Practical approach (high-yield steps)

  • Preparation
    • Position: optimise head/neck (sniffing or ramped in obesity); VL still benefits from good positioning
    • Pre-oxygenation; plan A/B/C; suction ready; consider nasal oxygenation
    • Choose blade type (Mac-style vs hyperangulated) and tube strategy (stylet/introducer/channeled)
  • Insertion and view
    • Insert under direct vision into mouth to avoid dental/soft tissue trauma; then transition to screen
    • Avoid over-advancing: best view may be obtained by withdrawing slightly to align tube path
  • Tube delivery
    • Mac-style VL: often similar to direct technique; bougie may help if anterior
    • Hyperangulated VL: usually requires pre-shaped stylet matching blade curvature; advance to cords then withdraw stylet slightly to pass
    • If good view but cannot pass tube: optimise blade position, reduce view (less extreme), use smaller tube, change stylet angle, use bougie (if compatible), consider channeled device or alternative plan
  • Confirmation and troubleshooting
    • Standard confirmation: capnography, chest rise, auscultation; be cautious of oesophageal intubation despite apparent view
    • If screen fogging: anti-fog, warm blade, reduce insufflation/condensation, suction, consider direct view

Principles (optics, geometry, and why VL works)

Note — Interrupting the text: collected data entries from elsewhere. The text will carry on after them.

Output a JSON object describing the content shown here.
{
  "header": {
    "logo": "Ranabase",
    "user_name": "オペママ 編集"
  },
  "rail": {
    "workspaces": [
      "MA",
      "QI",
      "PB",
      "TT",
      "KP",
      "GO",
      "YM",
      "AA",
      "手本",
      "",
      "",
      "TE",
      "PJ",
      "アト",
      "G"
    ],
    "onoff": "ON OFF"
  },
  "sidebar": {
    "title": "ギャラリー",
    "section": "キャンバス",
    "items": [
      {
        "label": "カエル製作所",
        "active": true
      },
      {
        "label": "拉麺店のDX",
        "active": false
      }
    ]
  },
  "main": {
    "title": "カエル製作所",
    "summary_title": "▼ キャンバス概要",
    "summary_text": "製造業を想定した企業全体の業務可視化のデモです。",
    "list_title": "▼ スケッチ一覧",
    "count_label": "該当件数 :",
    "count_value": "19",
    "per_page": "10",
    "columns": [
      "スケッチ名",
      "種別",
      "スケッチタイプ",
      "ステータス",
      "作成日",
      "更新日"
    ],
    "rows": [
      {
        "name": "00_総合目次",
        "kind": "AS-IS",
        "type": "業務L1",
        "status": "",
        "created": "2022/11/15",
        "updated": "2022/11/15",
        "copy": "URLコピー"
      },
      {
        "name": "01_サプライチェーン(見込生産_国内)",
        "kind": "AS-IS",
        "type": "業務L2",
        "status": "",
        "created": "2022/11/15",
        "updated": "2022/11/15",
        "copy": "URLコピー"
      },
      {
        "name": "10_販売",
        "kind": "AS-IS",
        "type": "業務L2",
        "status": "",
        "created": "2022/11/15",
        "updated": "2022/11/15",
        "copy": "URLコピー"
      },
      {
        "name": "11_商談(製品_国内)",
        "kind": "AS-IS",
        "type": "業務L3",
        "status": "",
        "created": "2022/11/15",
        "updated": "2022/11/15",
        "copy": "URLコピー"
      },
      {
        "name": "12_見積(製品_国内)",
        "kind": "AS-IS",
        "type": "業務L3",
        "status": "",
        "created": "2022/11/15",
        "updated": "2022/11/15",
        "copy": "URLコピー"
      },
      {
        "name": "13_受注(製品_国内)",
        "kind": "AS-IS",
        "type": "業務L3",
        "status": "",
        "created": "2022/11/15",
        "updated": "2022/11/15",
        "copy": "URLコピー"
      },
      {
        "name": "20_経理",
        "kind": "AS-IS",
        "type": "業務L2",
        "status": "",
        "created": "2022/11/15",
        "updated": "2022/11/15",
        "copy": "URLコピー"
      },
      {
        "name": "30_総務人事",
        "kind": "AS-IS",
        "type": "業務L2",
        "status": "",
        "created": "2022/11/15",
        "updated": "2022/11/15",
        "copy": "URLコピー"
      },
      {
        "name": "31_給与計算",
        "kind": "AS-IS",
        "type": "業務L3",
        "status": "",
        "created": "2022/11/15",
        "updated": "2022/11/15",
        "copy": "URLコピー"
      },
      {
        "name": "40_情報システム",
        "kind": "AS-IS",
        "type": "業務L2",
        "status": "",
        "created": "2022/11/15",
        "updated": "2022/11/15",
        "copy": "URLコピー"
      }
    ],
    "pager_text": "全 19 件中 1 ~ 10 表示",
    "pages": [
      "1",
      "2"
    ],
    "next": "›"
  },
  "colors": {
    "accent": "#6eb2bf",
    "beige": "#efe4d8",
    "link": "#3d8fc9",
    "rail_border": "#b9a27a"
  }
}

  • Camera/CMOS sensor near blade tip transmits image to screen; illumination via LED; wide field of view
  • VL reduces need to align oral–pharyngeal–laryngeal axes; can “look around the corner”
  • Two separate tasks: (1) obtain view (2) deliver tube along a different path; hyperangulated blades particularly separate these tasks
  • Image limitations: 2D view (depth perception reduced), lens contamination, glare, white balance issues

Classification and types of video laryngoscope

  • Macintosh-style (standard geometry) video laryngoscopes
    • Blade resembles Macintosh; can be used as direct or video laryngoscope
    • Examples: C-MAC (Mac blades), McGrath MAC, APA, some King Vision blades
    • Advantages: familiar technique; easier tube passage; good for teaching; can revert to direct view if screen fails
    • Limitations: may not improve view as much as hyperangulated blades in very anterior larynx
  • Hyperangulated (acute-angle) video laryngoscopes
    • Markedly curved blade; designed primarily for indirect view; often minimal need for lifting force
    • Examples: GlideScope, C-MAC D-blade, McGrath Series 5 (classic), some King Vision blades
    • Advantages: excellent glottic view in anterior larynx/limited neck movement
    • Limitations: tube delivery commonly difficult; requires shaped stylet; more palatal/tonsillar trauma risk if watching screen during insertion
  • Channeled video laryngoscopes
    • Guiding channel directs preloaded tracheal tube toward glottis; may reduce need for stylet
    • Examples: Airtraq (optical/video variants), Pentax AWS, King Vision channeled blades
    • Advantages: can simplify tube delivery for some users; useful when stylet shaping is problematic
    • Limitations: bulkier; needs more mouth opening; tube size constraints; can be awkward if glottis off-centre—requires device repositioning rather than tube steering
  • Rigid vs flexible/borescope-style devices
    • Most VL are rigid blades; some systems use a camera on a semi-rigid stylet (e.g., video stylets) which are conceptually different from VL

Key performance concepts (what improves, what may not)

  • VL generally improves Cormack–Lehane grade and POGO score compared with direct laryngoscopy
  • First-pass success depends on operator experience, device choice, and tube delivery strategy; a perfect view can still result in failed intubation
  • Force applied to upper airway often reduced vs direct laryngoscopy; may reduce haemodynamic response and dental leverage (not guaranteed)
  • Shared view improves team communication and supervision; can aid external laryngeal manipulation under guidance

Stylets, bougies, and tube shaping (high-yield)

  • Hyperangulated blades: use a rigid stylet shaped to match blade curvature (often ~60–90° distal angulation depending on device); keep tube tip controlled
  • Technique: advance tube to cords under video; once tip at cords, withdraw stylet 2–5 cm and advance tube; rotate tube (e.g., 90° anticlockwise) if impingement on arytenoids
  • Bougie use: more straightforward with Mac-style blades; with hyperangulated blades, bougie passage may be difficult due to acute angle and limited space
  • Channeled devices: ensure tube is correctly loaded; consider smaller tube if resistance; withdraw slightly if too close (over-zoomed) to allow tube trajectory

Complications and safety

  • Trauma: dental injury; lip/tongue injury; palatal/tonsillar perforation (notably with hyperangulated blades when inserting while watching screen)
  • Physiological: hypoxia from prolonged attempts; aspiration risk if delays in soiled airway; sympathetic response still possible
  • Technical: screen failure/battery; fogging; secretions/blood obscuring lens; cable disconnection; incorrect white balance/brightness
  • Human factors: fixation on screen leading to poor mouth insertion technique; loss of situational awareness; inadequate plan for failure

Cleaning, infection control, and governance (equipment viva staples)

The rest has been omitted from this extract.